Homeowners who rely on private water systems as their home drinking water supply may be at risk of drinking contaminated water. In West Virginia, public drinking water supplies are the only water supplies regularly tested and protected against contamination. The management of private water systems (including maintenance, testing, and treatment) are the voluntary responsibility of the homeowner so residents need to take the proper measures themselves to ensure that their drinking water is safe for consumption.
Residents of West Virginia will be offered an opportunity to attend a free training workshop on how to properly manage their home’s private water well, co-sponsored by West Virginia University’s Davis College of Agriculture, Forestry and Consumer Sciences and Extension Service.
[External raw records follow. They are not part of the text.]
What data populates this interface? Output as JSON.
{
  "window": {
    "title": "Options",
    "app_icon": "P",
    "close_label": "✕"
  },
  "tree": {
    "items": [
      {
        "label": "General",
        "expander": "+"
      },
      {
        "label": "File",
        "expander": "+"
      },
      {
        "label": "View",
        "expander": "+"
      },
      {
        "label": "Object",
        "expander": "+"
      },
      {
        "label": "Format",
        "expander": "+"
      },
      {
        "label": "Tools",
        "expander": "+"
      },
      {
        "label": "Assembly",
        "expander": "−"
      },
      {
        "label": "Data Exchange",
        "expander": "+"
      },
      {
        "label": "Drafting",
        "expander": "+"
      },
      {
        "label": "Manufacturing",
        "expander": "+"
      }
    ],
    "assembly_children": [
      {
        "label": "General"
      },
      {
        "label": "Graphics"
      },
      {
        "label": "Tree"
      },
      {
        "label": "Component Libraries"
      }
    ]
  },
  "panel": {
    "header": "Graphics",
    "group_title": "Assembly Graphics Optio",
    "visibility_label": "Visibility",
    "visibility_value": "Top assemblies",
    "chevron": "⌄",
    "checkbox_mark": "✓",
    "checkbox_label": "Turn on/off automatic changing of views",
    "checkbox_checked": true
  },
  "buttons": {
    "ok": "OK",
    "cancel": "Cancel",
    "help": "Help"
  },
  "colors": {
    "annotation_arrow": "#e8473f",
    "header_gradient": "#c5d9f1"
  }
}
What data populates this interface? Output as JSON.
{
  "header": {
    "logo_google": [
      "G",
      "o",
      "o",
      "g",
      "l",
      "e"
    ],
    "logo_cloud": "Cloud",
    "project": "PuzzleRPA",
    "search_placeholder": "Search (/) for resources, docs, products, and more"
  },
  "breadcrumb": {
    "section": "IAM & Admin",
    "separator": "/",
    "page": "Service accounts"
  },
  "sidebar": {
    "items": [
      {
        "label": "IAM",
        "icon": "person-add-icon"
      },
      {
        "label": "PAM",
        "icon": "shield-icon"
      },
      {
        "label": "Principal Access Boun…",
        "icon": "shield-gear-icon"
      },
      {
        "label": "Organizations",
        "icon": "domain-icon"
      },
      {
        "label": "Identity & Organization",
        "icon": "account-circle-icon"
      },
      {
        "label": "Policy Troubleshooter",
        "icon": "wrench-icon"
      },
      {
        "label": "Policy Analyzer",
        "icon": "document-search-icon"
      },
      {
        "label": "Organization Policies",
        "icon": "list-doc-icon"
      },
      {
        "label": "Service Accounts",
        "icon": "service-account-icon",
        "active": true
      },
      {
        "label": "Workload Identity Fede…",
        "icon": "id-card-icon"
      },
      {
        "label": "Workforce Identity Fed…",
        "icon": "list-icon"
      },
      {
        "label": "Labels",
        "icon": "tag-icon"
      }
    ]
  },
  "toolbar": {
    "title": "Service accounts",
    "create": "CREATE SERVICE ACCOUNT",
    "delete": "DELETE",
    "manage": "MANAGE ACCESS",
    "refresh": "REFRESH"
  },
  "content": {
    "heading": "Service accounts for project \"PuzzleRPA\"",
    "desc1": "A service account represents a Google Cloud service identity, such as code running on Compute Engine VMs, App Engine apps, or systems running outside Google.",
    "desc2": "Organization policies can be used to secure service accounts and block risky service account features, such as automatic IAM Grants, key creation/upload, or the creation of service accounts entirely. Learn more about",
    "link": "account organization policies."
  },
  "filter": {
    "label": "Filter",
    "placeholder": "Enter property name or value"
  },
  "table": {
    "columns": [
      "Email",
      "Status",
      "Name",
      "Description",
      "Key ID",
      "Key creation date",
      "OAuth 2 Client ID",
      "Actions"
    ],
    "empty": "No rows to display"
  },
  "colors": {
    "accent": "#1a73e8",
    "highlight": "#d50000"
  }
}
This free workshop is offered as part of the Mid-Atlantic Regional Master Well Owner Network, a program intended to teach volunteers from across Mid-Atlantic region about proper management of their own private water system. In return, the volunteers must go out into their local community to educate others about the importance of proper management of private drinking water supplies.
“During the training, we’ll cover proper well location, construction, and maintenance, land-use activities associated with individual pollutants, drinking water standards, water testing, and water treatment,” says Stephanie Clemens, coordinator of the Master Well Owner Network.
All volunteers will receive a handbook of educational materials, a certificate for completion of the training workshop, and access to regional water experts. Resource professionals will offer this training from* 9 a.m. to 4 p.m. Saturday, March 21, at the Exhibit Hall at the Berkeley County Youth Fair Ground in Martinsburg, WV. To attend this workshop, applications must be submitted by Monday, March 2, 2009.